In questi tempi liquidi, frenetici e di fronte ad un mondo in rapido e profondo
mutamento, chi lavora con i bambini 0-6 anni e le loro famiglie è importante
che si fermi per osservare e osservarsi, per riflettere e progettare le proprie
azioni educative con consapevolezza, attenzione e rispetto tanto per i
piccoli quanto per i loro genitori, coscienti che “per crescere un bambino ci
vuole un intero villaggio”. In tal senso, Percorsi formativi 0-6 vuole essere un
punto di riferimento per costruire e condividere pensieri e pratiche di qualità,
per fare rete tra Servizi, operatori, territori e portare un contributo nella
creazione di comunità educanti, dove i diversi attori in gioco possano diventare
sempre più corresponsabili, collaborando attivamente gli uni con gli altri
nell’interesse dei bambini.
Pertanto, la tipologia di iniziative che saranno proposte nel tempo, gli
argomenti dei percorsi formativi, sia a calendario che a catalogo,
la supervisione e tutti gli altri servizi offerti, vogliono rappresentare senz’altro
una risposta alle esigenze di aggiornamento e crescita professionale di chi
lavora nei contesti educativi 0-6 anni. Ma non solo.
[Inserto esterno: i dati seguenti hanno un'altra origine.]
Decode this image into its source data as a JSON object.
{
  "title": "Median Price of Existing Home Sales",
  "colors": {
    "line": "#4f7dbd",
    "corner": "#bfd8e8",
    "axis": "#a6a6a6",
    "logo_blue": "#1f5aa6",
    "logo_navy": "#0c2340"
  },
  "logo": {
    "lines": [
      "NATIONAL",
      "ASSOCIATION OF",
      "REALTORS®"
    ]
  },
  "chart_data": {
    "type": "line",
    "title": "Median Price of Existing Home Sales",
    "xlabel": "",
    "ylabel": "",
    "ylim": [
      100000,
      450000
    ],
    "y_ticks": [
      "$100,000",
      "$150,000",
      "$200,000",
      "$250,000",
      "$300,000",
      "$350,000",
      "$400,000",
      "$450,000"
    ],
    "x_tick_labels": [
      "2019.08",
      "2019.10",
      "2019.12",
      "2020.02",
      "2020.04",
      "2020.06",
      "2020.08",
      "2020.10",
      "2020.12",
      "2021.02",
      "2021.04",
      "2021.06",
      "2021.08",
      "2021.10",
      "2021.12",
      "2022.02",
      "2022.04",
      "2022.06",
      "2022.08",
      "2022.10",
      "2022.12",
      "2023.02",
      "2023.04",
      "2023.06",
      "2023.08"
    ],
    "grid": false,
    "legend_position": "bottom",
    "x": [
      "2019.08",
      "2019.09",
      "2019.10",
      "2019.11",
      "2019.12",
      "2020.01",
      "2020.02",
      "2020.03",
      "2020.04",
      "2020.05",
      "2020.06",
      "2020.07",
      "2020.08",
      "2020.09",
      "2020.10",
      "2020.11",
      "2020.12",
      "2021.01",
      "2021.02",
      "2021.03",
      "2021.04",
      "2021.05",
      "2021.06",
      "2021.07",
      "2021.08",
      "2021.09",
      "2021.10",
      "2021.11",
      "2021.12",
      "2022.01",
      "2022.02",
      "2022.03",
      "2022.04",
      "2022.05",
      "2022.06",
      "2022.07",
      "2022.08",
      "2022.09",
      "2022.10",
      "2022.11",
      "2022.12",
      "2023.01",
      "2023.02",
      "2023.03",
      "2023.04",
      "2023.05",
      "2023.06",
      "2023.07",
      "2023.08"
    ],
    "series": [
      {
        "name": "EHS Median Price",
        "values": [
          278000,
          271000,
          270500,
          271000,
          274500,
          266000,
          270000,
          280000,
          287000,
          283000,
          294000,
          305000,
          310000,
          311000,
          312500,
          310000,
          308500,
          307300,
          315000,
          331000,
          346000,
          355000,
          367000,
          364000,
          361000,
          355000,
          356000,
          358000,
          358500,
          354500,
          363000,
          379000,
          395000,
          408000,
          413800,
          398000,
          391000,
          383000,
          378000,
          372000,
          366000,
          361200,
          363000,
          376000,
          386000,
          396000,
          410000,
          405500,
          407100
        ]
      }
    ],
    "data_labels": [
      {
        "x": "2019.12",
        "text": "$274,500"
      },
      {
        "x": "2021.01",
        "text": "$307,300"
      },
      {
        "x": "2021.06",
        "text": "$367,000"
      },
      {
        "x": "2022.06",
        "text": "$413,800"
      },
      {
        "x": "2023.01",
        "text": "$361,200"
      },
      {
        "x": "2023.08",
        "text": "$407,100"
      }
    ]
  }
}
Il desiderio è quello di
ampliare lo sguardo ed avere un più ampio respiro culturale e sociale
per contribuire, da un lato, alla valorizzazione del lavoro educativo di chi opera
nei contesti 0-6 anni, troppo spesso considerato di minore importanza rispetto
a quello dei professionisti della scuola dell’obbligo e, dall’altro, per favorire
la creazione di solide alleanze educative tra educatori/insegnanti e famiglie in
un’ottica di sostegno alla genitorialità ed empowerment reciproco.